M-18. All functions that burn or mint shares for user's should mintFee for protocol before

Submitted by rvierdiiev.

Relevant GitHub Links


In case if GMXVault mints/burns shares for users, then it should call mintFee before in order to get correct portion of fee.

Vulnerability Details

Steadefi protocol takes management fee from stakers. This fee accrues each second and is some percentage of totalSupply. In order to mint fees, GMXVault.mintFee should be called. Once, it's done, then _store.lastFeeCollected is updated up to date.
Currently mintFee is called only in 2 places in the code. Once in the deposit and once in the withdraw function. However, minting and burning is not done in any of them. For example, minting of shares is done in the processDeposit function and this function is called after some time, when deposit is called. As result some time already has passed and fees should be accrued.

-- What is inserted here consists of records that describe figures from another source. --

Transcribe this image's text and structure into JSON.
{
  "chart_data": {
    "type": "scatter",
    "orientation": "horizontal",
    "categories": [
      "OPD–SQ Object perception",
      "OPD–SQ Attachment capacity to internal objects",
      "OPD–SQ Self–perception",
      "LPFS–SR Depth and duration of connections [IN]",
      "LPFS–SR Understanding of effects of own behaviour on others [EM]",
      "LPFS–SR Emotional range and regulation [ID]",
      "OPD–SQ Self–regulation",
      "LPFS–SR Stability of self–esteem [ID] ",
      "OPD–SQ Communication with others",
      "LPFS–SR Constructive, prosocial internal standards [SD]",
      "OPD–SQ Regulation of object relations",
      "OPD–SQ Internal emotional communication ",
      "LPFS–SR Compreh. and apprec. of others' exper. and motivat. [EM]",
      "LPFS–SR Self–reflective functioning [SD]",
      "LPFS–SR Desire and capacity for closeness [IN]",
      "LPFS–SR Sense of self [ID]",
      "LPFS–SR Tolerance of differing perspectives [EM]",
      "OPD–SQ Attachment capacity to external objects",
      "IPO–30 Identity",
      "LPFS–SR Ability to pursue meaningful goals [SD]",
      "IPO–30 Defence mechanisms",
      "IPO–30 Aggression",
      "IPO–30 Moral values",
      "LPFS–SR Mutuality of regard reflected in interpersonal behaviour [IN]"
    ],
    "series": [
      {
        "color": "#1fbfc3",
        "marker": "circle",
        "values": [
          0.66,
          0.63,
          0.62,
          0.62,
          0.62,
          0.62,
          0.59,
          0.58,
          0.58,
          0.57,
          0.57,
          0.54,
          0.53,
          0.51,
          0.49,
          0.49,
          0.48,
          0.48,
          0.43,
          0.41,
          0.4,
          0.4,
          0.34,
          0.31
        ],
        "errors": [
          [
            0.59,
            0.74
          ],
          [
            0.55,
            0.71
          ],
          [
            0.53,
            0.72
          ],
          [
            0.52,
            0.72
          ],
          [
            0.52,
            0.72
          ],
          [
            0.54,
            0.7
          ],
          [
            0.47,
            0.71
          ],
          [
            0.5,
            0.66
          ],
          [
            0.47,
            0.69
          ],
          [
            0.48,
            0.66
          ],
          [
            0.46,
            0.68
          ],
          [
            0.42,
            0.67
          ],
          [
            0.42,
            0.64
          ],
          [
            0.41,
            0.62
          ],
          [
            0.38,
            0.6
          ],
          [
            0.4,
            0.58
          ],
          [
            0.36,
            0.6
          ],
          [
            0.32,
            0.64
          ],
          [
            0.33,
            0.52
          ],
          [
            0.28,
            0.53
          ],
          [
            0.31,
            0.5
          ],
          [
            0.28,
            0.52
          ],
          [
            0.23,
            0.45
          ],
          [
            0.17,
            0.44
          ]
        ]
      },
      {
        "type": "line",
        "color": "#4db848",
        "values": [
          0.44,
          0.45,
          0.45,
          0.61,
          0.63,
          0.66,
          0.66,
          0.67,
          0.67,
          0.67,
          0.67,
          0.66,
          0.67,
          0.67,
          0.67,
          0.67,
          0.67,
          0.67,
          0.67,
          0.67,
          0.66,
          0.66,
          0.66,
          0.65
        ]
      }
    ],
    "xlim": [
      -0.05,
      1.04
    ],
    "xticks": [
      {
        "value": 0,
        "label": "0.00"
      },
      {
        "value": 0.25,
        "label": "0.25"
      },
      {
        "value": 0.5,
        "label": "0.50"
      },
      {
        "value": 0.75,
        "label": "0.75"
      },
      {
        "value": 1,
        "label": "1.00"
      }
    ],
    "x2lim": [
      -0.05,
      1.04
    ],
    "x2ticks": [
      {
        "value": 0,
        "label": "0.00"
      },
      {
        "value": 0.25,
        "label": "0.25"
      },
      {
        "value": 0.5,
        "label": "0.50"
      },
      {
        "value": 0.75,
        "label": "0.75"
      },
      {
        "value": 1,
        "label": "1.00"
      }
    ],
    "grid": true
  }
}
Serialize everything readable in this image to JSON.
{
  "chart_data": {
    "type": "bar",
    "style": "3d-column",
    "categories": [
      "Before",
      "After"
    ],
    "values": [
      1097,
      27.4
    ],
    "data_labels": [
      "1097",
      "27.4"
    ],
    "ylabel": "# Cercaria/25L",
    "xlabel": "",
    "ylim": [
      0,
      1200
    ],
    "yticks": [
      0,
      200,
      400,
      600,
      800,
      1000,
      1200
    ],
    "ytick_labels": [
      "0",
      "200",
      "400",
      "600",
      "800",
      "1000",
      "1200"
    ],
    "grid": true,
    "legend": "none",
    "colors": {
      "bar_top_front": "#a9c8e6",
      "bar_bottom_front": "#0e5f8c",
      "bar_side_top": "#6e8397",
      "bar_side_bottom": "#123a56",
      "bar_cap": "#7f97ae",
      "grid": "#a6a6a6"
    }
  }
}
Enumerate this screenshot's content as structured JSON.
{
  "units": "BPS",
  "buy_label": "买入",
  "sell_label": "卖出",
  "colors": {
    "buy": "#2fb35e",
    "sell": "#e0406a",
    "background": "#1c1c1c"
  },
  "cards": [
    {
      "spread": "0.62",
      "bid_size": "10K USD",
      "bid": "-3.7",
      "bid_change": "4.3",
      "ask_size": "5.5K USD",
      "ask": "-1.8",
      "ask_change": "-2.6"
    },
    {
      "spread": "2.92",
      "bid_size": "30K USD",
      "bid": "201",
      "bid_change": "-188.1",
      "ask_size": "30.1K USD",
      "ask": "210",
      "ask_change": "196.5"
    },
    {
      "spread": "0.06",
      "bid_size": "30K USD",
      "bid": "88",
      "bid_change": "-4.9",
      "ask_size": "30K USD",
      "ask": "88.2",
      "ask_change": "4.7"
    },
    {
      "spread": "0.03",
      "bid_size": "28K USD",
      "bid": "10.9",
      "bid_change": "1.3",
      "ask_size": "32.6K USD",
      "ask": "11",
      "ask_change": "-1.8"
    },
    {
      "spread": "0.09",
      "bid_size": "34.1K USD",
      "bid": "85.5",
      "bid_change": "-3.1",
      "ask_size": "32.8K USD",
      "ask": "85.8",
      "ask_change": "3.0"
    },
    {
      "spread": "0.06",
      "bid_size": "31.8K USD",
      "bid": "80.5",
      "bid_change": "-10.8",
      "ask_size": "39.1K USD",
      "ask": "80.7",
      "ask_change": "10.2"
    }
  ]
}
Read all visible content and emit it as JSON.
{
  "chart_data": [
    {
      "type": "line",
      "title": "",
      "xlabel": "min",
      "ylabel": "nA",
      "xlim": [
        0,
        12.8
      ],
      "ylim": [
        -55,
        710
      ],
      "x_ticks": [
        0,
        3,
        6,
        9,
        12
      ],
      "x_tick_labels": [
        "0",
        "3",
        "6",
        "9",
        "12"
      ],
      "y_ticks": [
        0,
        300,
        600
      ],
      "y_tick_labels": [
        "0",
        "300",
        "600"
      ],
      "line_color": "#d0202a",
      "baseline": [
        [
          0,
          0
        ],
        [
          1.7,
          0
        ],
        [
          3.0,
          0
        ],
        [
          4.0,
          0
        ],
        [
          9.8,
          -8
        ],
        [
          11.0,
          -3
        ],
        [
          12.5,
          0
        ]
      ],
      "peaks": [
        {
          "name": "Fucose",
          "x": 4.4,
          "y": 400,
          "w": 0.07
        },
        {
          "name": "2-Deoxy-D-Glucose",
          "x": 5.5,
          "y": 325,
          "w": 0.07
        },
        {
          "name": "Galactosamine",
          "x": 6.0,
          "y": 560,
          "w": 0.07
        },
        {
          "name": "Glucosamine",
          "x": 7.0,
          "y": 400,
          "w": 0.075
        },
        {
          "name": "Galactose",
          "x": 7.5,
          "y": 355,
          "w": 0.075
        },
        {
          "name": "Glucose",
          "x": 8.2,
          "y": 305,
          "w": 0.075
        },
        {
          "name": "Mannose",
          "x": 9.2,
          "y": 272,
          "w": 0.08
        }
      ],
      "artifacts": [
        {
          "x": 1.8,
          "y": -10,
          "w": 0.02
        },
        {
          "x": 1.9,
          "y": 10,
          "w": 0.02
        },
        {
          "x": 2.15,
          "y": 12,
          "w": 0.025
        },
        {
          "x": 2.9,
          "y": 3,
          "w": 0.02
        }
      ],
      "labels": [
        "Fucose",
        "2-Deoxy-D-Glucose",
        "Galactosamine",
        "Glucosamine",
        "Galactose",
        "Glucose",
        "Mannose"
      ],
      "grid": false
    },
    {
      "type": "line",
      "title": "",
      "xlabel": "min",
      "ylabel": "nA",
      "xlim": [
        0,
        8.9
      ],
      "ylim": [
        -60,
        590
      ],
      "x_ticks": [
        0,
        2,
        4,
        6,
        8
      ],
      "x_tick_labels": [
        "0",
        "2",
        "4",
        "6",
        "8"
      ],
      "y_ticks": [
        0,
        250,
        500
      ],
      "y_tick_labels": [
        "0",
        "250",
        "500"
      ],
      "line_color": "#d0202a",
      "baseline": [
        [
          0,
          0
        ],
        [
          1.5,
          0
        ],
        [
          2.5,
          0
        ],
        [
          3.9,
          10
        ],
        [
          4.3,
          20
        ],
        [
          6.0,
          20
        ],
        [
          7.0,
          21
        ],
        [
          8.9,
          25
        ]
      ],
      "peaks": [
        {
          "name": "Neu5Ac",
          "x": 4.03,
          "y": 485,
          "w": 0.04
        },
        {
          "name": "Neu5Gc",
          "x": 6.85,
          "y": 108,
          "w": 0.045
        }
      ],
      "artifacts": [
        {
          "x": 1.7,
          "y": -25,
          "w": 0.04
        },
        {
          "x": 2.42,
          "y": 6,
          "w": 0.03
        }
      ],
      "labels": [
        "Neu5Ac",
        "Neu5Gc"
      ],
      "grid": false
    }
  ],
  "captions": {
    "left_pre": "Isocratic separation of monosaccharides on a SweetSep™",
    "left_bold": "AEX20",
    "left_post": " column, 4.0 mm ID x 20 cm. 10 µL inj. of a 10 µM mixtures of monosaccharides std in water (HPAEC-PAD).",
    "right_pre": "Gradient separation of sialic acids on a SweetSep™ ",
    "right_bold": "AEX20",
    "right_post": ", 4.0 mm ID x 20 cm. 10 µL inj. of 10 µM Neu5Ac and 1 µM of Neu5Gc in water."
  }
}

But in current implementation, new shares will be added to the totalSupply and fees will be taken out of them for the time when this shares were not even minted.
Same for the withdraw. When withdraw is called, then shares are not burnt. They are burnt inside processWithdraw function. So in case if burn is done before feeMint is called, then this removed shares doesn't pay management fee.
And last place is GMXEmergency.emergencyWithdraw. This function also burns shares, which means that mintFee should be called before it.


Incorrect fee payment is done, depending on the situation users or protocol will suffer.

Tools Used



Consider call mintFee for all these cases that i have described.